Le déficit commercial du Maroc a atteint 127 milliards de dirhams à la fin du mois d’avril 2026, contre 107 milliards de dirhams un an plus tôt, selon les données publiées par l’Office des Changes. Cette augmentation représente une aggravation de 18,4 % sur une période de douze mois.
Cette détérioration du solde commercial intervient dans un contexte de hausse des importations, qui ont progressé plus rapidement que les exportations. Les données officielles indiquent que les achats à l’étranger ont augmenté de 12 % sur la période, tandis que les ventes à l’international n’ont progressé que de 5 %.
Origines du creusement du déficit
Les principaux facteurs expliquant cette évolution sont la hausse des prix des matières premières, notamment l’énergie et les produits alimentaires, qui pèsent lourdement sur la facture d’importation. Les importations de produits énergétiques ont bondi de 22 %, tandis que celles des biens d’équipement et des produits semi-finis ont également enregistré des augmentations significatives.
En parallèle, les exportations marocaines, bien qu’en croissance, n’ont pas suivi le même rythme. Les secteurs automobile et aéronautique ont continué à afficher des performances positives, mais les exportations agricoles et textiles ont subi des ralentissements liés aux conditions climatiques et à la concurrence internationale.
Impact sur l’économie nationale
Ce déficit commercial accru exerce une pression supplémentaire sur les réserves de change du Maroc, qui ont diminué de 8 % sur la même période. Les analystes économiques soulignent que cette tendance pourrait affecter la stabilité du dirham et renchérir le coût du financement extérieur pour l’État.

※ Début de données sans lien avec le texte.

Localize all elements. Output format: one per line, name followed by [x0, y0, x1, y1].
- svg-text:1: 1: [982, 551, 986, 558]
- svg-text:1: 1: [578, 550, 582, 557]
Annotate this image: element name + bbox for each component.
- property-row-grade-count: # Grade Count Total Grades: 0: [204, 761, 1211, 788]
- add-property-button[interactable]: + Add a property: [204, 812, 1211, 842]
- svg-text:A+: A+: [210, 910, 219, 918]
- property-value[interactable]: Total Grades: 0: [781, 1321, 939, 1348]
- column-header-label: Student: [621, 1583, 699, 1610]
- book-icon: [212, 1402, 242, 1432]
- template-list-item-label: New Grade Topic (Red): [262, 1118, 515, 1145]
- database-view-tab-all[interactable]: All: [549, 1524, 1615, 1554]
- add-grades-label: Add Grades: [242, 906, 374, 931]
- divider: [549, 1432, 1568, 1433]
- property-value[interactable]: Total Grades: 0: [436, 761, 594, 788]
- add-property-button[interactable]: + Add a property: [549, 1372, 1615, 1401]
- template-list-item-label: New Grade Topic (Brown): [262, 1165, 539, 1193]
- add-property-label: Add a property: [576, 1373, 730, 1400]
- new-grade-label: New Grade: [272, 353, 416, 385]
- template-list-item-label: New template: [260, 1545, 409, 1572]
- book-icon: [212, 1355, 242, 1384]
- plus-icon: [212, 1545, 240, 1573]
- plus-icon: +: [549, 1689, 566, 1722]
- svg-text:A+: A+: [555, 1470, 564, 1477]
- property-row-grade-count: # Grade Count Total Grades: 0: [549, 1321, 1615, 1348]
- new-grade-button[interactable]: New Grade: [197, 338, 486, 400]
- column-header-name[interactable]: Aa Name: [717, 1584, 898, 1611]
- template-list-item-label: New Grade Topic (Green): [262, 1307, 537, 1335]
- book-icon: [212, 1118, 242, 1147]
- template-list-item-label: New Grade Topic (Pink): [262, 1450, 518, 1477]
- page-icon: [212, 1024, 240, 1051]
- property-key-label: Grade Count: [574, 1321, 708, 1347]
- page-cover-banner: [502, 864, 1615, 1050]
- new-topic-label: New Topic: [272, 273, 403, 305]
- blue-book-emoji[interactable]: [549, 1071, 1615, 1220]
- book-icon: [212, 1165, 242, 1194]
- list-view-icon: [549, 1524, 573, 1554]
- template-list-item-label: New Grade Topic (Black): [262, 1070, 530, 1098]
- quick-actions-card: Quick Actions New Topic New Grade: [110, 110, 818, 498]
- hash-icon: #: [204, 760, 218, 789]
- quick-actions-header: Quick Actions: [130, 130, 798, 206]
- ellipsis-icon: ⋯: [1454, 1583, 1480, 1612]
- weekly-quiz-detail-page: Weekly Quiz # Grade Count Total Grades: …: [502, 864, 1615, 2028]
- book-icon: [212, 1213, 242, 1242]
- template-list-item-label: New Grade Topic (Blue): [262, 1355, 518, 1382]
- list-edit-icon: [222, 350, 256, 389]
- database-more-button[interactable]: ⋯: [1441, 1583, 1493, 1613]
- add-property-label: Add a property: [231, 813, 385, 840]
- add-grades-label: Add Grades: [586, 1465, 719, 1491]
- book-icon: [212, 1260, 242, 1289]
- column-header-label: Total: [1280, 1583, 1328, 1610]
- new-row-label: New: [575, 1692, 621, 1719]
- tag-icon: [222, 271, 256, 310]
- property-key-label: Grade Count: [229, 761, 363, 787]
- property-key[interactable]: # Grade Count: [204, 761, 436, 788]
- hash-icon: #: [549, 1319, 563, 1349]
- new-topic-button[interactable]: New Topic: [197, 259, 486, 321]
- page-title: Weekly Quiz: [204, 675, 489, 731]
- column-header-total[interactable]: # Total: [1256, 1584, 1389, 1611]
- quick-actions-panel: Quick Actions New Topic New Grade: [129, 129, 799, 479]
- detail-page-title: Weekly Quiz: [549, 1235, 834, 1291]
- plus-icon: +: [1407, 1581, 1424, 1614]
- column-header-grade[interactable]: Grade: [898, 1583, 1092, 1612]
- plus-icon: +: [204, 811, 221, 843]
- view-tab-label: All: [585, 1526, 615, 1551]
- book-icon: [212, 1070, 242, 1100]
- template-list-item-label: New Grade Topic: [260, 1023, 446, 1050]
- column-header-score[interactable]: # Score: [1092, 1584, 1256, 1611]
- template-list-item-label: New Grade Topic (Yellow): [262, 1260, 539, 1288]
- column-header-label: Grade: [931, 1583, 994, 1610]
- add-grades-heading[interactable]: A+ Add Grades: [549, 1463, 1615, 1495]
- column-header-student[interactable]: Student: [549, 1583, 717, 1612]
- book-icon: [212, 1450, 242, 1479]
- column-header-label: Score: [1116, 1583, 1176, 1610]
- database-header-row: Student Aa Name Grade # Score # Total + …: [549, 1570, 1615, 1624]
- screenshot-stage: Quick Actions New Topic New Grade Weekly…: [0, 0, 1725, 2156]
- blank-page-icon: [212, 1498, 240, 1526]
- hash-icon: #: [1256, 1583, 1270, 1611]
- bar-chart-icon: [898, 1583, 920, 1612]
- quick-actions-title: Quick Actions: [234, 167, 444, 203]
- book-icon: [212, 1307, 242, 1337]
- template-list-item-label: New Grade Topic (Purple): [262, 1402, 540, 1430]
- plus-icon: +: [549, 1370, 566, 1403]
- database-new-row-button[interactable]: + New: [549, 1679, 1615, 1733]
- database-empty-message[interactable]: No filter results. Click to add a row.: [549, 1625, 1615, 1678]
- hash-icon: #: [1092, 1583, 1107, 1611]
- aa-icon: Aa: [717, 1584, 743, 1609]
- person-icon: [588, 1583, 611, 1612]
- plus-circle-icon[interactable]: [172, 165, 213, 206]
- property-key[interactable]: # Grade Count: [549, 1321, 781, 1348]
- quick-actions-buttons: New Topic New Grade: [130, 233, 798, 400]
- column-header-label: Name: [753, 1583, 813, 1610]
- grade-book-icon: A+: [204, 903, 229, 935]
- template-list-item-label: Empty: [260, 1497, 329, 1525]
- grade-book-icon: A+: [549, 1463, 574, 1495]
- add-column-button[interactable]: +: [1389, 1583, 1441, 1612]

Le gouvernement a déjà annoncé des mesures visant à soutenir la compétitivité des exportations, notamment par l’amélioration des chaînes logistiques et le renforcement des accords de libre-échange. Toutefois, les effets de ces initiatives ne se feront sentir qu’à moyen terme.
Comparaison avec les années précédentes
À titre de comparaison, le déficit commercial à fin avril 2025 s’élevait à 107 milliards de dirhams, ce qui représentait déjà une aggravation par rapport à 2024. Cette tendance haussière confirme une dégradation structurelle du solde des échanges commerciaux du royaume depuis plusieurs années.
Les experts de l’Office des Changes estiment que, sans une inflexion significative des exportations ou une baisse des prix internationaux, le déficit pourrait dépasser 150 milliards de dirhams d’ici la fin de l’année 2026.
Le Maroc continue de dépendre fortement des importations d’énergie et de biens d’équipement, ce qui le rend vulnérable aux fluctuations des marchés mondiaux. Les autorités cherchent à diversifier les sources d’approvisionnement et à promouvoir les investissements dans les énergies renouvelables afin de réduire cette dépendance.
À l’avenir, l’évolution du déficit commercial dépendra en grande partie de la reprise économique des principaux partenaires commerciaux du Maroc, notamment l’Union européenne, et de la mise en œuvre des réformes structurelles annoncées. Les prochains mois seront déterminants pour évaluer l’efficacité des politiques mises en place pour inverser cette tendance.